Both processes print SAME address. I thought every child gets a (independent) copy of parent's memory. I need every process to have its own variable x
. How can I do that or am I doing something wrong?
What fork() does is the following: It creates a new process which is a copy of the calling process. That means that it copies the caller's memory (code, globals, heap and stack), registers, and open files.
However, in the case of threads the address space will not be copied: the two threads will share the same memory, so if one thread modify a variable, it will impact all other threads.
When a fork() system call is issued, a copy of all the pages corresponding to the parent process is created, loaded into a separate memory location by the OS for the child process.

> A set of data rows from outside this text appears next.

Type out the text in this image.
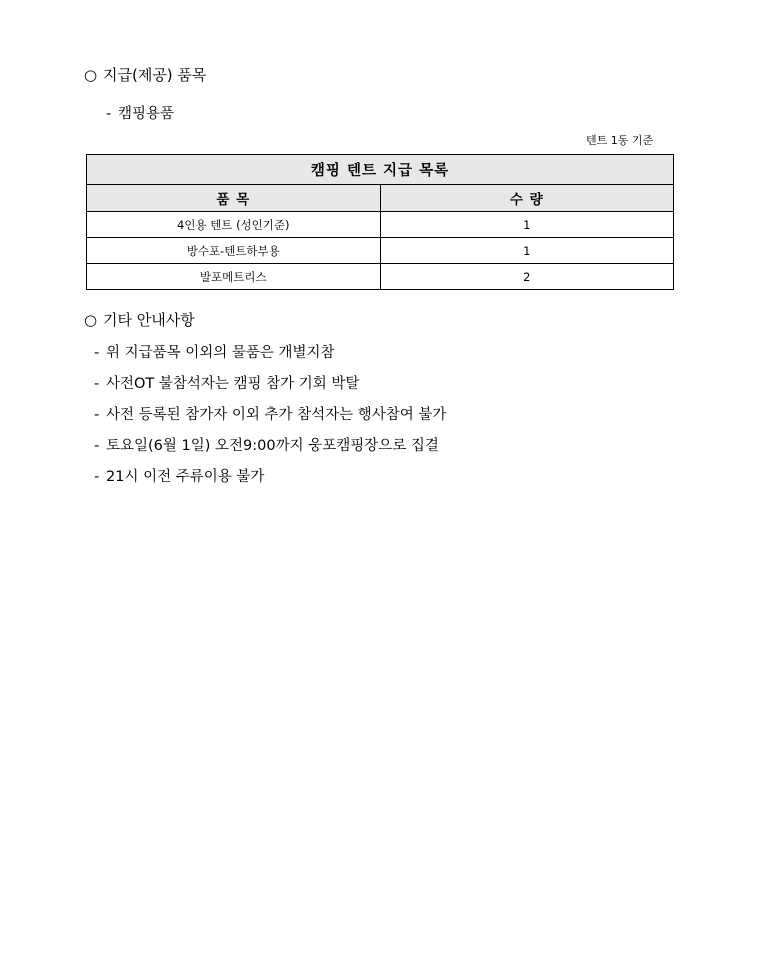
○ 지급(제공) 품목
- 캠핑용품
텐트 1동 기준
캠핑 텐트 지급 목록	
품 목	수 량
4인용 텐트 (성인기준)	1
방수포-텐트하부용	1
발포메트리스	2
○ 기타 안내사항
- 위 지급품목 이외의 물품은 개별지참
- 사전OT 불참석자는 캠핑 참가 기회 박탈
- 사전 등록된 참가자 이외 추가 참석자는 행사참여 불가
- 토요일(6월 1일) 오전9:00까지 웅포캠핑장으로 집결
- 21시 이전 주류이용 불가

But this is not needed in certain cases. Consider the case when a child executes an "exec" system call or exits very soon after the fork().
all kind of data pointers, memory, variable will be duplicate in a separate memory for the child process created with fork.
You need to understand that there is a disconnect between physical memory and the virtual address space of a process.
Every single process gets its own 4G virtual address space and it's the job of the operating systems and hardware memory managers to map your virtual addresses to physical ones.
So, while it may seem that two processes have the same address for a variable, that's only the virtual address.
The memory manager will map that to a totally different physical addressa.
This mapping is also what allows you to run ten processes, each taking up 1G, even though your machine only has 4G of physical memory. The OS can swap bits of your memory out to disk and bring them back in when you try to use them.
a: Mostly, this is true. It may map to the same physical address if you're sharing stuff between processes. For example, shared memory, kernel code and data, dynamic libraries and so forth.
If you stop to think for a minute, it would be impossible for fork
to give variables separate addresses in the parent and child process. You could already have stored the addresses anywhere in memory, or hashed them, or saved them out to a file, or anything, and then anything in the child that depended on these addresses being valid would horribly break. In fact fork
does and must create a child process in which the virtual address space is identical to the virtual address space of the parent.